This strategy should be useful for any tasks that involve sub-token information. In particular, the adjective nominalization task asks for the model to provide the most plausible nominalization to a made-up adjective, e.g., “wugable” \(\rightarrow\) “wugability”. The ability for token-level n-hot encodings to trivially encode morphemes should make this task easier.

3.3 Experimental Setup↩︎

Our setup most closely follows that used by the strict-small GPT-BERT baseline2, using the same learning rate, optimizer, and batch size. We use the same hidden and intermediate size for our model, however we use the Deberta-V2 [17] architecture instead, given its ease of use and overall similarity to GPT-BERT, having the same attention mechanism. We use a starting sequence length of 64 and raise it to 256 after 5 epochs. We use BPE with byte-fallback and a vocabulary size of 40k, following [14]’s findings that 40k appears near optimal. In terms of the probability of masking a token, we experiment with a decaying mask as suggested by [5], opting for 40% at the start and linearly decaying to 15%. We compare this to the standard constant 15%. All of the hyperparameters are listed in Appendix 6.

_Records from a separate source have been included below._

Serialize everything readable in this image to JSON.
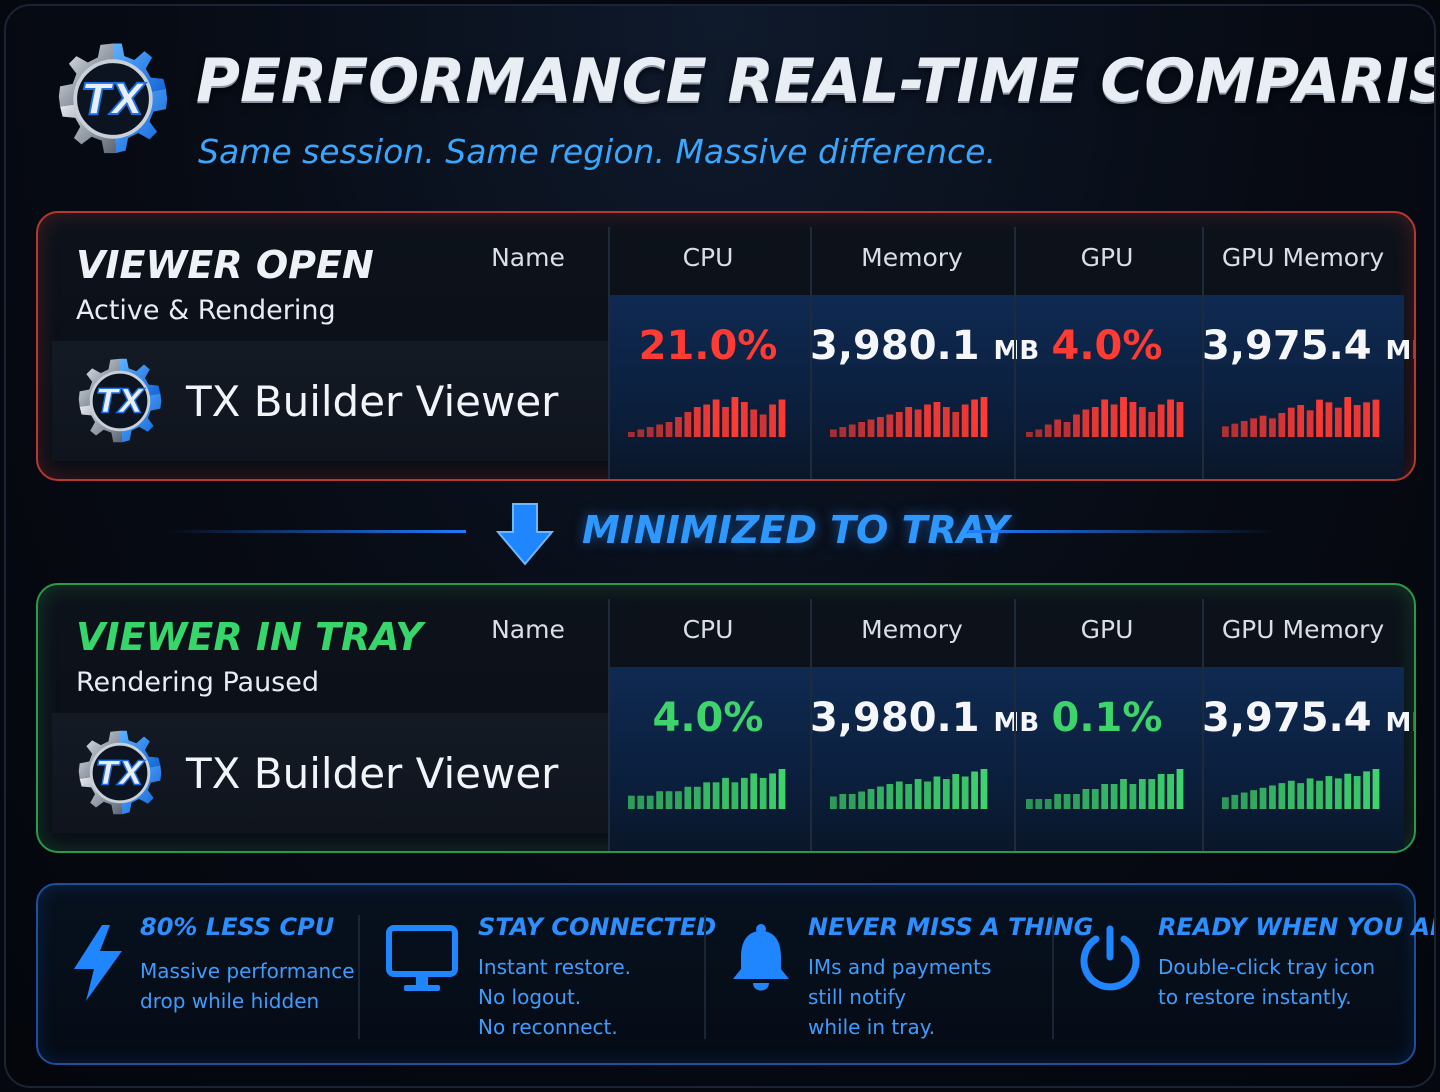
{
  "header": {
    "title": "PERFORMANCE REAL-TIME COMPARISON",
    "subtitle": "Same session. Same region. Massive difference.",
    "logo_text": "TX"
  },
  "columns": [
    "Name",
    "CPU",
    "Memory",
    "GPU",
    "GPU Memory"
  ],
  "panels": [
    {
      "state": "VIEWER OPEN",
      "sub": "Active & Rendering",
      "app_name": "TX Builder Viewer",
      "accent": "#ff3b33",
      "metrics": {
        "cpu": "21.0%",
        "memory_value": "3,980.1",
        "memory_unit": "MB",
        "gpu": "4.0%",
        "gpu_memory_value": "3,975.4",
        "gpu_memory_unit": "MB"
      },
      "sparklines": {
        "cpu": [
          2,
          3,
          4,
          5,
          6,
          8,
          10,
          12,
          13,
          15,
          12,
          16,
          14,
          11,
          9,
          13,
          15
        ],
        "memory": [
          3,
          4,
          5,
          6,
          7,
          8,
          9,
          10,
          12,
          11,
          13,
          14,
          12,
          10,
          13,
          15,
          16
        ],
        "gpu": [
          2,
          3,
          5,
          7,
          6,
          9,
          11,
          12,
          15,
          13,
          16,
          14,
          12,
          10,
          13,
          15,
          14
        ],
        "gpu_memory": [
          4,
          5,
          6,
          7,
          8,
          7,
          9,
          11,
          12,
          10,
          14,
          13,
          11,
          15,
          12,
          13,
          14
        ]
      }
    },
    {
      "state": "VIEWER IN TRAY",
      "sub": "Rendering Paused",
      "app_name": "TX Builder Viewer",
      "accent": "#3fd36b",
      "metrics": {
        "cpu": "4.0%",
        "memory_value": "3,980.1",
        "memory_unit": "MB",
        "gpu": "0.1%",
        "gpu_memory_value": "3,975.4",
        "gpu_memory_unit": "MB"
      },
      "sparklines": {
        "cpu": [
          3,
          3,
          3,
          4,
          4,
          4,
          5,
          5,
          6,
          6,
          7,
          6,
          7,
          8,
          7,
          8,
          9
        ],
        "memory": [
          5,
          6,
          6,
          7,
          8,
          9,
          10,
          11,
          10,
          12,
          11,
          13,
          12,
          14,
          13,
          15,
          16
        ],
        "gpu": [
          2,
          2,
          2,
          3,
          3,
          3,
          4,
          4,
          5,
          5,
          6,
          5,
          6,
          6,
          7,
          7,
          8
        ],
        "gpu_memory": [
          5,
          6,
          7,
          8,
          9,
          10,
          11,
          12,
          11,
          13,
          12,
          14,
          13,
          15,
          14,
          16,
          17
        ]
      }
    }
  ],
  "divider": {
    "label": "MINIMIZED TO TRAY"
  },
  "features": [
    {
      "icon": "lightning-icon",
      "title": "80% LESS CPU",
      "lines": [
        "Massive performance",
        "drop while hidden"
      ]
    },
    {
      "icon": "monitor-icon",
      "title": "STAY CONNECTED",
      "lines": [
        "Instant restore.",
        "No logout.",
        "No reconnect."
      ]
    },
    {
      "icon": "bell-icon",
      "title": "NEVER MISS A THING",
      "lines": [
        "IMs and payments",
        "still notify",
        "while in tray."
      ]
    },
    {
      "icon": "power-icon",
      "title": "READY WHEN YOU ARE",
      "lines": [
        "Double-click tray icon",
        "to restore instantly."
      ]
    }
  ],
  "colors": {
    "accent_blue": "#2d8fff",
    "red": "#ff3b33",
    "green": "#3fd36b"
  }
}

In terms of data, we use the same data as in [18], which consists of the initial BabyLM data, with the child-directed speech removed, and replaced with data from [19]. Their data is synthetically generated triplets of sentences, paraphrases, and contradictions. We only use the data, not their contrastive learning approach. We compare this dataset to the original dataset from the shared task, as well as vocabulary size, in Appendix 7.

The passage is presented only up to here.